I don't know if it's the best, lol, but I have been using black Esetes Ceramaquartz for about 8 months now. I have happy cories and they are always foraging around-as well as happy CPO's and loaches. Seems to be pretty ground-dweller friendly.  I found the supplier nearest me on this site http://www.permacolorquartz.com/pool.html
and I think it was $30 for a #50lb bag. 
It sinks easily, didn't cloud my water and wasn't oily at all. It is very fine, but I never find it in my filters. The loaches love to dig in it, and the plants stay rooted. That's my experience anyway.


----------



## amcoffeegirl (May 26, 2009)

During wc's do you stir up the sand on purpose like with gravel. or how do you prevent the backflow from the siphon from messing up the whole scape?


----------



## IxIBluepitIxI (Jan 25, 2011)

Get yourself a product called Black Diamond it is sold at most supply stores as blasting media. Get the lower grain stuff 20-30 higher grain would work too. It sinks doesn't leave particles or media floating in your water column and it look great. Its soft to the touch under water so your corys while love it. I rinsed mine but have read that other just threw it in the tank with the same results as if they didn't go through the rising process.

If you can find a supplier Black Diamond is around 8 dollars for a 50lb. bag.


----------



## WVDiscGolfer (Nov 29, 2011)

IxIBluepitIxI said:


> Get yourself a product called Black Diamond it is sold at most supply stores as blasting media. Get the lower grain stuff 20-30 higher grain would work too. It sinks doesn't leave particles or media floating in your water column and it look great. Its soft to the touch under water so your corys while love it. I rinsed mine but have read that other just threw it in the tank with the same results as if they didn't go through the rising process.
> 
> If you can find a supplier Black Diamond is around 8 dollars for a 50lb. bag.


Thanks for the recommendation. I found another thread full of folks touting this stuff and there's a Tractor Supply within 30min from me so I think I'll try it. I think the grit size most people said worked well is the 20-40.


----------



## Daximus (Oct 19, 2011)

WVDiscGolfer said:


> Thanks for the recommendation.
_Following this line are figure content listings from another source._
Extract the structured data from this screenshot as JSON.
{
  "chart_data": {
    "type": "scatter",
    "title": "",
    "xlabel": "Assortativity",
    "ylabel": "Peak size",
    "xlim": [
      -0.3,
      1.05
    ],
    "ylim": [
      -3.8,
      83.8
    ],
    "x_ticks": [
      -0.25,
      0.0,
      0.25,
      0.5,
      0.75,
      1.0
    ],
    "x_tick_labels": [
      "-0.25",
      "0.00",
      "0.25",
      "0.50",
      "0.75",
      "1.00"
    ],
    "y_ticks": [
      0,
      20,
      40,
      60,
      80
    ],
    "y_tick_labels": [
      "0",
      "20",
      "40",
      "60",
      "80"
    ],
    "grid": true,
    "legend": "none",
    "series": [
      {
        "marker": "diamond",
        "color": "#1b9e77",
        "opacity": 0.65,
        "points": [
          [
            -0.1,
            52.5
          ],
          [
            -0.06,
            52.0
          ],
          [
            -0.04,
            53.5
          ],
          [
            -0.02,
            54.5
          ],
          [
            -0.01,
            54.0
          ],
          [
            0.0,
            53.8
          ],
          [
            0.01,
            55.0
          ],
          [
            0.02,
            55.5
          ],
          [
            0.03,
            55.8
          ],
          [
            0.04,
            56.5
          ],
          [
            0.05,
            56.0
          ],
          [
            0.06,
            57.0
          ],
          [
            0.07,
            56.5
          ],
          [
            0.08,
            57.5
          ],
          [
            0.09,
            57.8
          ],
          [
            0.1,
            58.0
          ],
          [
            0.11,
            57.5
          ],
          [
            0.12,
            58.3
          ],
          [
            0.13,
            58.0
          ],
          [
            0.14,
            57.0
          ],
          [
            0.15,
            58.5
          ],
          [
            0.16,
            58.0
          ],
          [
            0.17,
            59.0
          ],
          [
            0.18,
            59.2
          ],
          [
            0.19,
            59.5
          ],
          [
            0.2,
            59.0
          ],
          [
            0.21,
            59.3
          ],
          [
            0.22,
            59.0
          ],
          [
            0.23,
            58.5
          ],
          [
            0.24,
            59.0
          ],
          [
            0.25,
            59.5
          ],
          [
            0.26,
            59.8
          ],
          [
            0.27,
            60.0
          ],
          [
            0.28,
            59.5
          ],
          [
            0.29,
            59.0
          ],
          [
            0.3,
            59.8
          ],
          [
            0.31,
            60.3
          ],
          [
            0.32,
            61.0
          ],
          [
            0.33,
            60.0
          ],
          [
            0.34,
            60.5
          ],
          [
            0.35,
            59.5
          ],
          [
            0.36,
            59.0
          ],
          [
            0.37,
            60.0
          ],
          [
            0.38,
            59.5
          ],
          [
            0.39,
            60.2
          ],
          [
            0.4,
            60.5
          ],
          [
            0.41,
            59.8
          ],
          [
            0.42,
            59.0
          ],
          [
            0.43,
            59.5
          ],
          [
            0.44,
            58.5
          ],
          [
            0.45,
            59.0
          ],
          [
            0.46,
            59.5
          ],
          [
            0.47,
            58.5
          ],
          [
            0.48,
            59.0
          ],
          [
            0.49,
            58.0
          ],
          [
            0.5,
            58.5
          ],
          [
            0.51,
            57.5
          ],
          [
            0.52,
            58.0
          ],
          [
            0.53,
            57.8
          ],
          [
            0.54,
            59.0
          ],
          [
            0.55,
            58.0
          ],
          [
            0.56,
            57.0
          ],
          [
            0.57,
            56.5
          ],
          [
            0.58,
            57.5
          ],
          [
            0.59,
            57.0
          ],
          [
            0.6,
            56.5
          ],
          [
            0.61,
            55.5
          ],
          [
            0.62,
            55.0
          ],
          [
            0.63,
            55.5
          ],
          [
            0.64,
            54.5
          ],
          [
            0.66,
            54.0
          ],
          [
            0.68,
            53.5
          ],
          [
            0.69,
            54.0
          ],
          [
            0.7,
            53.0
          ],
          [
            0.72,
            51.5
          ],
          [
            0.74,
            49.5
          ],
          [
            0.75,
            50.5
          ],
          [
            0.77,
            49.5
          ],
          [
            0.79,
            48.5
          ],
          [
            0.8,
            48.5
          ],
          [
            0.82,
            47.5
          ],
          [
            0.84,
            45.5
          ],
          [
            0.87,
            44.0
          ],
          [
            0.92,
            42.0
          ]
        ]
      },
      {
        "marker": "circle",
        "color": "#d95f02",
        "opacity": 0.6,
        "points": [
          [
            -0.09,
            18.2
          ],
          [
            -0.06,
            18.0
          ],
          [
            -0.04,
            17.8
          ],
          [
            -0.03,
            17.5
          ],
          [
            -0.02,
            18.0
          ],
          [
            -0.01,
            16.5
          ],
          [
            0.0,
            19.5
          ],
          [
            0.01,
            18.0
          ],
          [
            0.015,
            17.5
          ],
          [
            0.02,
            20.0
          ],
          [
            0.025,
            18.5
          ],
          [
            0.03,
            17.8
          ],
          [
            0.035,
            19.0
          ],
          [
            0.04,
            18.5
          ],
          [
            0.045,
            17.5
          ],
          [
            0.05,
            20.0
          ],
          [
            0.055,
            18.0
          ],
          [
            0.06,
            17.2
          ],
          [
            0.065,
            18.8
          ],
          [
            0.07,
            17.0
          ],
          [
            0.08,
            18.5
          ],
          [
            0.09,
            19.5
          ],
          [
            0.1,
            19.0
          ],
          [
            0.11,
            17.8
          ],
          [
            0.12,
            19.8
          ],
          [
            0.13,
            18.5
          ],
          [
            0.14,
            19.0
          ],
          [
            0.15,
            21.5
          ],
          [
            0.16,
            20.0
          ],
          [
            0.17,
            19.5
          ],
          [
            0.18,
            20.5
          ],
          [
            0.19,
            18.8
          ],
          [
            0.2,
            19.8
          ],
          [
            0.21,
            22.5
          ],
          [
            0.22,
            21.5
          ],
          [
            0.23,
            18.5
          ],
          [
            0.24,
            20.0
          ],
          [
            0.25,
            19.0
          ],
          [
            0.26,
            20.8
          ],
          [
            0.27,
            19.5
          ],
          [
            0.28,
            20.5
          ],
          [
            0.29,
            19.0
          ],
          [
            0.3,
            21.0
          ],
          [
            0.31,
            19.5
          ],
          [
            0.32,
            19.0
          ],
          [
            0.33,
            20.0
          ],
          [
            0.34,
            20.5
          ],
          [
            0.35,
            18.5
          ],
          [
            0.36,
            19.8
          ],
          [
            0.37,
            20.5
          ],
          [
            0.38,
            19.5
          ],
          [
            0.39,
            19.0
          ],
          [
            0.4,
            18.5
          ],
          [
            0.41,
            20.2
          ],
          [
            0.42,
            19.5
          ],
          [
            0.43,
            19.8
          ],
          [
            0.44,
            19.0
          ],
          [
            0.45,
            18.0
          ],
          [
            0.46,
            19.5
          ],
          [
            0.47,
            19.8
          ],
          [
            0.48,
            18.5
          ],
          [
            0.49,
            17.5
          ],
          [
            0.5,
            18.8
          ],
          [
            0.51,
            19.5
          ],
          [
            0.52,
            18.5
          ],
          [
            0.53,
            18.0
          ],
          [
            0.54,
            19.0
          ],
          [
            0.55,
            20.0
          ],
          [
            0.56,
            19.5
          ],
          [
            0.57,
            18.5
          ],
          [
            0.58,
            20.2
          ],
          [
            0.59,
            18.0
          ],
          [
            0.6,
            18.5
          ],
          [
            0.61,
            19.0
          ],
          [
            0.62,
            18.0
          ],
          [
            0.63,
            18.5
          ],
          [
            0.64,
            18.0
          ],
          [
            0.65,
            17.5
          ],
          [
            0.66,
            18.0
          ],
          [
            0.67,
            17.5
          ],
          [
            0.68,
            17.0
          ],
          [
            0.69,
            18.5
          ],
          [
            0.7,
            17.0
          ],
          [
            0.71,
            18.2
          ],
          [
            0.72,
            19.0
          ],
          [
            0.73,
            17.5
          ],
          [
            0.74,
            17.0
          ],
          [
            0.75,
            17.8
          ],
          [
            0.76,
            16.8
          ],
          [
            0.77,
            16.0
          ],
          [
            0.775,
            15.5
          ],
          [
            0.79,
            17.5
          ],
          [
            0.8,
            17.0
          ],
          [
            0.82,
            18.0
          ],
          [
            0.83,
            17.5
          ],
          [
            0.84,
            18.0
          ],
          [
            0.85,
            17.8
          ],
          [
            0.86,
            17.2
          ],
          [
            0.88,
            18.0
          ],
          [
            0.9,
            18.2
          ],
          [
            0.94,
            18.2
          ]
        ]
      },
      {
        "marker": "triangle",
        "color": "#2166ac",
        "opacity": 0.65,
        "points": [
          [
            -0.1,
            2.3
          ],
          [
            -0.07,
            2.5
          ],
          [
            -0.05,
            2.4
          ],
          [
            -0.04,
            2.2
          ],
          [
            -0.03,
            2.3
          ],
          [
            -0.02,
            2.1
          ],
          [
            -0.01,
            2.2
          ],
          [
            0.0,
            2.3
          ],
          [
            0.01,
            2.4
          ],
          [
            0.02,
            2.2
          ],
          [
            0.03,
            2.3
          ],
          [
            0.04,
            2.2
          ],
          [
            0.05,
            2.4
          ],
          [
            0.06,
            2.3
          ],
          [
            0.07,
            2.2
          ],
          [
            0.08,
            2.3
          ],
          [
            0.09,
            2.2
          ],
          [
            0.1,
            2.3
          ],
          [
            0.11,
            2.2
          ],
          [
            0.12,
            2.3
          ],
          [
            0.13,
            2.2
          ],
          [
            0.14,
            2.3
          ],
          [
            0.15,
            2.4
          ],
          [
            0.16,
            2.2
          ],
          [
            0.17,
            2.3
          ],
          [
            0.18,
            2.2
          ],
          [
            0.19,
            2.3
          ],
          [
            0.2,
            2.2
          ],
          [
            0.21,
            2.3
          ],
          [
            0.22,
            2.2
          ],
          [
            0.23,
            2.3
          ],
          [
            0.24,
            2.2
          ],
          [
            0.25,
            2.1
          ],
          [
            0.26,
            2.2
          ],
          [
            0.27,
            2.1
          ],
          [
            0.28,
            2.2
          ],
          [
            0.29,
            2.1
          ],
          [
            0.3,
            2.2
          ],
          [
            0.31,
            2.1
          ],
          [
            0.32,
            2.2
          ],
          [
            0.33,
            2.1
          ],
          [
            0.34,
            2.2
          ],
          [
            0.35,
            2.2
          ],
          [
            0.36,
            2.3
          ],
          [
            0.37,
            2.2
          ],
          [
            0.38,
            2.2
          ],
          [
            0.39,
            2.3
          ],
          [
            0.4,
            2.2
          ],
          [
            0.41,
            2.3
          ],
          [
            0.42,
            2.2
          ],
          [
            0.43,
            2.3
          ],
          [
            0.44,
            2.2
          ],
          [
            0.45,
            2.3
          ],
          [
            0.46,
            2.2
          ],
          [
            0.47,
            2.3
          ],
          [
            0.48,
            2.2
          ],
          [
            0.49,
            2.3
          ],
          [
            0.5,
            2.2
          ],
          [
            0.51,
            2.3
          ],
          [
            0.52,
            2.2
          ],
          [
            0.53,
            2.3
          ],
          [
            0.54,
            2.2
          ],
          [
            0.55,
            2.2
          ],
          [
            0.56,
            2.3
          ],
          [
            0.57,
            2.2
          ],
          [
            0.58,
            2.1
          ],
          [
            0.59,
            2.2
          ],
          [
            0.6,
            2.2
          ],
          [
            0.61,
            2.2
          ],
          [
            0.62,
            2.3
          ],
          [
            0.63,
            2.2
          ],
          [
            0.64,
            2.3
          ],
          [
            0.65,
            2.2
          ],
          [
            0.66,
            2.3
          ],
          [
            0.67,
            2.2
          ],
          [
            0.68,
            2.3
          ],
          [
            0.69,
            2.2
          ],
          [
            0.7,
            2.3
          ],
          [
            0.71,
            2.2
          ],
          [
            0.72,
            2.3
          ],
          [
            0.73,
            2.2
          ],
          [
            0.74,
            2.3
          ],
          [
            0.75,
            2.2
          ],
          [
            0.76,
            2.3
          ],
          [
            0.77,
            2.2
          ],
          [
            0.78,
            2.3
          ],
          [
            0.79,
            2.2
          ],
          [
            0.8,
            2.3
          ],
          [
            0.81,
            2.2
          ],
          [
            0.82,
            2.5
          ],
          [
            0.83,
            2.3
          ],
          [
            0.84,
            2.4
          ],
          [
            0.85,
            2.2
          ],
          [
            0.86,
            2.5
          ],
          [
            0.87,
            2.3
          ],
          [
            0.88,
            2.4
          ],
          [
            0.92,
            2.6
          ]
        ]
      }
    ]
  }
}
I found another thread full of folks touting this stuff and there's a Tractor Supply within 30min from me so I think I'll try it. I think the grit size most people said worked well is the 20-40.


Yup, I'm using it...awesome stuff.

And yes, you want the 20/40. It's the largest size, closest to sand, the 40/80 is too fine...kinda dust like. Mine didn't need rinsing, but sometimes it does.


----------



## WVDiscGolfer (Nov 29, 2011)

Daximus said:


> Mine didn't need rinsing, but sometimes it does.


Ok thanks. I think I'll probably take a chance and go without rinsing. I need to cycle it anyway and I'm guessing the cloudiness would disappear before it's ready for cories.


----------



## Daximus (Oct 19, 2011)

WVDiscGolfer said:


> Ok thanks. I think I'll probably take a chance and go without rinsing. I need to cycle it anyway and I'm guessing the cloudiness would disappear before it's ready for cories.


It will be fine after 5-6 hours.


----------



## chansman (Oct 25, 2011)

+1 on the Black Diamond. My green cories are doing well in it.


----------



## WVDiscGolfer (Nov 29, 2011)

Ok thanks. I added Eco-complete and the black diamond blasting sand and there was very little clouding. The water was clear in a few hours like Daximus said. Time to start planting and cycling.


----------